Bahçeli, partisinin TBMM Grup Toplantısı'nda yaptığı konuşmada, Türkiye'nin, Rusya ve Ukrayna arasında barışın savunucusu, anlaşmanın ve uzlaşmanın arabulucusu olarak tarihi bir rol üstlendiğini söyledi.
10 Mart Antalya Zirvesi'nden sonra, ateşkes ve barış arayışlarının, İstanbul'da yeni baştan ele alınacak olmasının, kendilerini ihtiyatlı bir yaklaşım içinde umutlandırdığını; Türkiye'nin dengeli, tutarlı ve tarafsız politikalarıyla güvenilir ülke olduğunu tescillediğini belirten Bahçeli, "Dileğimiz ve temennimiz Putin ile Zelenskiy'in yüz yüze görüşmelerini en kısa zamanda İstanbul'da yapması, savaşı barışla düğümlemeleridir." diye konuştu.
Bahçeli, Türkiye'nin hakem ülke olarak kalıcı barışın hadimi olduğunu bir kez daha ispat ettiğini kaydetti.

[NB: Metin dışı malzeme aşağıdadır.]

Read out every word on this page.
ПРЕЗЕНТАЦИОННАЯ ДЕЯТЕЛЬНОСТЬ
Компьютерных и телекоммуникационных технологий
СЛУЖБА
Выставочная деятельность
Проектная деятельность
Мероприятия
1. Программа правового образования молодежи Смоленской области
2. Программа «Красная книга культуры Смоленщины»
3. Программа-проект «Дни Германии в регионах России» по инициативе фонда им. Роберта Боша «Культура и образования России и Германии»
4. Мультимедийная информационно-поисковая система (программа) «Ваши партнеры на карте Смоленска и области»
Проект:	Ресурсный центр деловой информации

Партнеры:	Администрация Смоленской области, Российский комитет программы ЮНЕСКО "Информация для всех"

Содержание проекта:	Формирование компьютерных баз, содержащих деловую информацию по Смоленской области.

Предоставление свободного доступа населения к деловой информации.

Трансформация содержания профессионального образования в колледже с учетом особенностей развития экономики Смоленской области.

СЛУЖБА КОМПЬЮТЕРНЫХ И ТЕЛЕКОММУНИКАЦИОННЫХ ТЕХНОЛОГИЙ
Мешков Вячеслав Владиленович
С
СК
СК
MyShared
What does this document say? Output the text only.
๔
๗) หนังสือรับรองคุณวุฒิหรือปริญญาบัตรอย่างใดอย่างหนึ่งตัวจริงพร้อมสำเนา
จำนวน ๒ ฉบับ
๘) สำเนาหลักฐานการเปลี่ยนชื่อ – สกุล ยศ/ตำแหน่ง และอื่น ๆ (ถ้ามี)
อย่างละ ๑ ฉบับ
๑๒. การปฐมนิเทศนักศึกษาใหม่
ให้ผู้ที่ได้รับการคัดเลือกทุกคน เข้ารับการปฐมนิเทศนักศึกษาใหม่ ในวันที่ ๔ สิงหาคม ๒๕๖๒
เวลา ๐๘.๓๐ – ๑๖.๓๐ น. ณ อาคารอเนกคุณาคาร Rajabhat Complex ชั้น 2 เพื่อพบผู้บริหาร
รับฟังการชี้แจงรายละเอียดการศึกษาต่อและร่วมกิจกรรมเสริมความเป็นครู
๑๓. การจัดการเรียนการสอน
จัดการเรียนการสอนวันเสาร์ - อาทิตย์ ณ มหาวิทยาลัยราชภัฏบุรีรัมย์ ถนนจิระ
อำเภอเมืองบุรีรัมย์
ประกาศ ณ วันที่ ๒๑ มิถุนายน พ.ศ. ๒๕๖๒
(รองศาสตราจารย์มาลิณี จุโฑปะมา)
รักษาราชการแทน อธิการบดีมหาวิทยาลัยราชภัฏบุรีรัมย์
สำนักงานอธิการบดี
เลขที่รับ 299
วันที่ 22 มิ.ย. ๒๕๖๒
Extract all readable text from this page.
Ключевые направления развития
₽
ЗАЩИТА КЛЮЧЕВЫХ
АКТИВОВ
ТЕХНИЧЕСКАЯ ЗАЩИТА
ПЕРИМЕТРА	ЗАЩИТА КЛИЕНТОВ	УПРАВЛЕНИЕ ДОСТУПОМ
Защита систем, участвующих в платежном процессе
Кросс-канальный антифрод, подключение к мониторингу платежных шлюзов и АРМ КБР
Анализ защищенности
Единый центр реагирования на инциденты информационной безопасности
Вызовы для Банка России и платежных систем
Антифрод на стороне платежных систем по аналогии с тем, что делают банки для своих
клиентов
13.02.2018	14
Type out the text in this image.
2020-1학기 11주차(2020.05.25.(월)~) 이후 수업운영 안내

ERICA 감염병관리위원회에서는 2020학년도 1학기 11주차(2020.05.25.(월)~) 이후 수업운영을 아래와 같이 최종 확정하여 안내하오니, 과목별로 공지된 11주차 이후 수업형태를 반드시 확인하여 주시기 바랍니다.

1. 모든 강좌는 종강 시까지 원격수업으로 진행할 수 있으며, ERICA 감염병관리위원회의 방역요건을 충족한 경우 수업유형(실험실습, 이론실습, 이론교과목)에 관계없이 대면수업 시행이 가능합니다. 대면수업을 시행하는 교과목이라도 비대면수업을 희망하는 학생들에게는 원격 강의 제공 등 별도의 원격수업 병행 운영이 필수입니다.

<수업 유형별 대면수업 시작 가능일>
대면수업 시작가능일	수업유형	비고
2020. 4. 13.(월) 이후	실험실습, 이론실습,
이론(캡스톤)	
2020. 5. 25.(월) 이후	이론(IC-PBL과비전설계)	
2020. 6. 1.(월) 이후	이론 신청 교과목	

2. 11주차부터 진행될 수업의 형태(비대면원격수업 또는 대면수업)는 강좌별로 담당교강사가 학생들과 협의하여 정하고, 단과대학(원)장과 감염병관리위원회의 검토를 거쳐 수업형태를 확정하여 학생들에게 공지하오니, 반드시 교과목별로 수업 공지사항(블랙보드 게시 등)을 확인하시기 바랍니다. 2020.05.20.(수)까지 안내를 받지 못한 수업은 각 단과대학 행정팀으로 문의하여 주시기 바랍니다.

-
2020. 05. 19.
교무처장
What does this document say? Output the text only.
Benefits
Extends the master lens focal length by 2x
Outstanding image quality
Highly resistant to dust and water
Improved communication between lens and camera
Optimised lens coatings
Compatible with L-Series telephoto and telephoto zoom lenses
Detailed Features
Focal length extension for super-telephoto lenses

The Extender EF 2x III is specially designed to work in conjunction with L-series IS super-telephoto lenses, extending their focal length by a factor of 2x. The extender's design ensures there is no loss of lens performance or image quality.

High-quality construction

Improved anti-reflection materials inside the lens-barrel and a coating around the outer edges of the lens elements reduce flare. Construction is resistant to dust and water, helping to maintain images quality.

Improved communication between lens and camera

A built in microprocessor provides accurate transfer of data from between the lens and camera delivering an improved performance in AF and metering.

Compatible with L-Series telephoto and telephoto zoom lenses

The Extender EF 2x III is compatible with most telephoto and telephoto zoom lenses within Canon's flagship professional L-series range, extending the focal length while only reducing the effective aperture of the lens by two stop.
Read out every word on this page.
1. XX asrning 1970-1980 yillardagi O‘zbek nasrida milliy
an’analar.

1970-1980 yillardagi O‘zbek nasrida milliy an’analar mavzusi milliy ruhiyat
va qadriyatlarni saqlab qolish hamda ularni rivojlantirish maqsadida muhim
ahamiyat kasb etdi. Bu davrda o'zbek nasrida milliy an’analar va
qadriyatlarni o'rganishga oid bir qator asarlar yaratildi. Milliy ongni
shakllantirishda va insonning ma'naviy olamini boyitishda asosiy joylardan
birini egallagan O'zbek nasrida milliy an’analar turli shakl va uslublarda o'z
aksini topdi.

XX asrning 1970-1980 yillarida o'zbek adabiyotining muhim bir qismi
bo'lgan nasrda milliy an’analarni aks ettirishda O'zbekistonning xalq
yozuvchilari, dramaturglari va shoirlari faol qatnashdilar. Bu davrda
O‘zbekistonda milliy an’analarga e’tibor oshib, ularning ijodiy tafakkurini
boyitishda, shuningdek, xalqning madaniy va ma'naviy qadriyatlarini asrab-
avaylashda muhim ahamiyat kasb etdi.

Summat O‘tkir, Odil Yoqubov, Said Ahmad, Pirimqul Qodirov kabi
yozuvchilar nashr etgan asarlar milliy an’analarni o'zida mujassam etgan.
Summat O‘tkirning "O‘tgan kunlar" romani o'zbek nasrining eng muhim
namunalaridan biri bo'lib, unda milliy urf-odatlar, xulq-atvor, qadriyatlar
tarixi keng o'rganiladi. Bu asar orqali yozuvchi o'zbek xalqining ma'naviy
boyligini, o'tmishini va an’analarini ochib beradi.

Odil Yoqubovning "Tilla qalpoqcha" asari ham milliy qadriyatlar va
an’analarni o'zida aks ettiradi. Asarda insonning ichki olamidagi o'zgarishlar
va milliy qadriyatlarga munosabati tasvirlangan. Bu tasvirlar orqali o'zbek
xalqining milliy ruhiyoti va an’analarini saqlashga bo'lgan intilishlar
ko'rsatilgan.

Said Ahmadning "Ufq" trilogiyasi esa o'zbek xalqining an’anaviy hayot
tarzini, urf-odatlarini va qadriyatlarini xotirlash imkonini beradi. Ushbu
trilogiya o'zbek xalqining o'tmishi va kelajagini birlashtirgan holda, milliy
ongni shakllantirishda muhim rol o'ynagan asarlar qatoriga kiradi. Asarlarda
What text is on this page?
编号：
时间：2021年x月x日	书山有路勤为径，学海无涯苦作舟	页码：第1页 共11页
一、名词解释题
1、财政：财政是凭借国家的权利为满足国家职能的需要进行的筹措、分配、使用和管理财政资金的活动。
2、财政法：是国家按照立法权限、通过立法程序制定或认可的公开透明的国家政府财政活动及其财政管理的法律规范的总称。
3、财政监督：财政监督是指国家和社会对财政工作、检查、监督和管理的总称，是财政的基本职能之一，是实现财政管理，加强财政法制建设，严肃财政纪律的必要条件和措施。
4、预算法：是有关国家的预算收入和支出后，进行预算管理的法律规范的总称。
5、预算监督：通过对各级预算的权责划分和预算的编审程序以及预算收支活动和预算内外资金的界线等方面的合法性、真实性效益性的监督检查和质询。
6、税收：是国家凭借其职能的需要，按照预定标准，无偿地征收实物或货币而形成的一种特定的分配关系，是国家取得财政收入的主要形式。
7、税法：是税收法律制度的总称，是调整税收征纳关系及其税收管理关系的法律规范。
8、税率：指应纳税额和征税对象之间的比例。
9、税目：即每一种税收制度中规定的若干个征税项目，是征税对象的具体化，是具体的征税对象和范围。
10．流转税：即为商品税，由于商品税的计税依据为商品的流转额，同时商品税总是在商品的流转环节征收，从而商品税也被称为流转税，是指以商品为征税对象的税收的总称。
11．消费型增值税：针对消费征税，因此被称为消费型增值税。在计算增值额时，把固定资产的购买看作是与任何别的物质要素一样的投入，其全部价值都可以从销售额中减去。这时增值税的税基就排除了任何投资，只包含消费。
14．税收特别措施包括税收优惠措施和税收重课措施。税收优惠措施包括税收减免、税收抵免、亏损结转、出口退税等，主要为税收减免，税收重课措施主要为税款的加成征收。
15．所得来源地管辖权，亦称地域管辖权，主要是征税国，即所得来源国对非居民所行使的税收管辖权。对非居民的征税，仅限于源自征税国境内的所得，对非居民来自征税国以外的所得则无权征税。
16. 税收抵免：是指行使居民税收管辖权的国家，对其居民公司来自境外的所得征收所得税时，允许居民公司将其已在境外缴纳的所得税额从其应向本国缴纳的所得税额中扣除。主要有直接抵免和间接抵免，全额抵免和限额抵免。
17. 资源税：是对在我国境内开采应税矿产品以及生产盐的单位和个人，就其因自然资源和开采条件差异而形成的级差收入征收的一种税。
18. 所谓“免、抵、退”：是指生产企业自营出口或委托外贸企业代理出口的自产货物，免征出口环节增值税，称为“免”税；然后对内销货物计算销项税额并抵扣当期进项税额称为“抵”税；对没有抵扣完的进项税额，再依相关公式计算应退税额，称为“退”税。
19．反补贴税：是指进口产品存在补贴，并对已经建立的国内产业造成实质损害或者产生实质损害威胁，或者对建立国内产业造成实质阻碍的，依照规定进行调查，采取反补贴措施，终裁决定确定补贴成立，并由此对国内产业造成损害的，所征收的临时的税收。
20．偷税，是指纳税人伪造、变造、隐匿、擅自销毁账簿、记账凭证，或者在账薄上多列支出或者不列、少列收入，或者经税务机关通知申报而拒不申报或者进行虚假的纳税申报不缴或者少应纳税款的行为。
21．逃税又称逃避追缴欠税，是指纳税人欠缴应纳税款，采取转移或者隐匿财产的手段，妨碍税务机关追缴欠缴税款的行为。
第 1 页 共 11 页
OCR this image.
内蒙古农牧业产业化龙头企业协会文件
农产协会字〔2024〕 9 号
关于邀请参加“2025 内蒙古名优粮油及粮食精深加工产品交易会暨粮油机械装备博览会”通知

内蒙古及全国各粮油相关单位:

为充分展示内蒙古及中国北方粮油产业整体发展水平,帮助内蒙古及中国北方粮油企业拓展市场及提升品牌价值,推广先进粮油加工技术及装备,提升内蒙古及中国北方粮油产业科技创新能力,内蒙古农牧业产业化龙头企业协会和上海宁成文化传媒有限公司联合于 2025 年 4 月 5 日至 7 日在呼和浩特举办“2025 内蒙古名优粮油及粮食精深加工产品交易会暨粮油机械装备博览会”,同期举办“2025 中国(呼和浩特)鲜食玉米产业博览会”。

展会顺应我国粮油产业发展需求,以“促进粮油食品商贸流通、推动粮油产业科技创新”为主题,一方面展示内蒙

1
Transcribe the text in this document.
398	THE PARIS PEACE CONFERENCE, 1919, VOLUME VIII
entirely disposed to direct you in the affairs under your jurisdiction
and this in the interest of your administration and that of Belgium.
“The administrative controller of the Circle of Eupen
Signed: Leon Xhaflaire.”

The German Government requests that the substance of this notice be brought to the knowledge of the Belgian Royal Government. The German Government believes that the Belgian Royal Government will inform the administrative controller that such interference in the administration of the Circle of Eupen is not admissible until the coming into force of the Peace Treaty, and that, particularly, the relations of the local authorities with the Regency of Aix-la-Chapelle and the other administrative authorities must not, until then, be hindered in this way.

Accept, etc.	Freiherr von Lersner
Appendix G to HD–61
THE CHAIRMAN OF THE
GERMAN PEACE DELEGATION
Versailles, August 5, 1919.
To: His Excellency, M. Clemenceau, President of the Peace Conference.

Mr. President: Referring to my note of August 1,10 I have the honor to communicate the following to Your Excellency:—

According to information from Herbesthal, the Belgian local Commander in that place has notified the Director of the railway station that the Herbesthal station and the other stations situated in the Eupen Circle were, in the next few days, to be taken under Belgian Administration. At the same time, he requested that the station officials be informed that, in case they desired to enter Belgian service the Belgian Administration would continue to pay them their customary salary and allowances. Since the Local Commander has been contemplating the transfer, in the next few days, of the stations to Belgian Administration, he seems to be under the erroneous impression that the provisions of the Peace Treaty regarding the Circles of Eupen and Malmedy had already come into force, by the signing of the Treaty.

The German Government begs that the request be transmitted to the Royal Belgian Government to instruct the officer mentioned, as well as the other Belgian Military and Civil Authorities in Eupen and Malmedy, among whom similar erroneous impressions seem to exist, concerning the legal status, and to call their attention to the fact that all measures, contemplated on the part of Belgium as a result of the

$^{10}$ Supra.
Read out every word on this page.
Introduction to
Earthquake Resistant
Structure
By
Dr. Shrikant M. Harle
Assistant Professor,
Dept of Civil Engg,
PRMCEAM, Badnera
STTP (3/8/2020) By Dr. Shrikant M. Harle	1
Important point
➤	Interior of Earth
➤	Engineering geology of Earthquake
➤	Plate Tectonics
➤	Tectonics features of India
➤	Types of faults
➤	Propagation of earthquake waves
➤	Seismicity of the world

Geçmişte orak-çekiç flamasını sallayan, Rusya yanlısı olarak mangalda kül bırakmayan gedikli Marksist-Leninist ve sosyalistlerin, bugün "bir numaralı Amerikancı kesildiklerini" dile getiren Bahçeli, "İstanbul Dolmabahçe rıhtımına demirleyen ABD'nin 6'ncı filosuna 17 Temmuz 1968'de saldıranlar ve onların izinden yürüyenler, geldiğimiz bu aşamada utanmadan, sıkılmadan, hiçbir mahcubiyet duymadan o filonun tayfası, kurşun askeri haline gelmişlerdir. Bunların dünü mü doğruydu, yoksa bugün yaptıkları mı doğrudur? Bu komünist tertipçilerin kimin hesabına kiralandığı artık nettir. Bize göre bu namertlerin dünü de yanlıştı, bugünü de yanlıştır." ifadelerini kullandı.
- "İşte CHP, bunların topal siyaset ayağıdır"
ABD Başkanı Joe Biden devşirmelerinin, emperyalizm kuklalarının, sosyalist maskeli taşeron şarlatanların Türkiye'ye yönelik kurulmuş tuzak, yönlendirilmiş beşinci kol faaliyeti olduğunu artık hiç kimsenin yok sayamayacağını belirten Bahçeli, sözlerini şöyle sürdürdü:
"İşte CHP, bunların topal siyaset ayağıdır. Zilletin diğer ortakları bunların motivasyon ve moral aşısıdır. Muhtaç olduğumuz kudret damarlarımızdaki asil kanda mevcutken, başka yerlerde, başka başkentlerde, zulüm projelerinin kanlı sayfalarında ikbal ve kudret arayanlar iki dünyalarını da kaybetmiş sefillerdir. Zillet ittifakının Rusya ile Ukrayna arasındaki savaşta, ABD'nin başını çektiği Batı bloğuna aleni yandaşlık ve kandaşlık yapması siyasi bir tercihten daha çok, sırf göze girmek, ruhsat almak, taltif beklemek üzerine şekillenmiş küstah ve köhne bir sapmadır.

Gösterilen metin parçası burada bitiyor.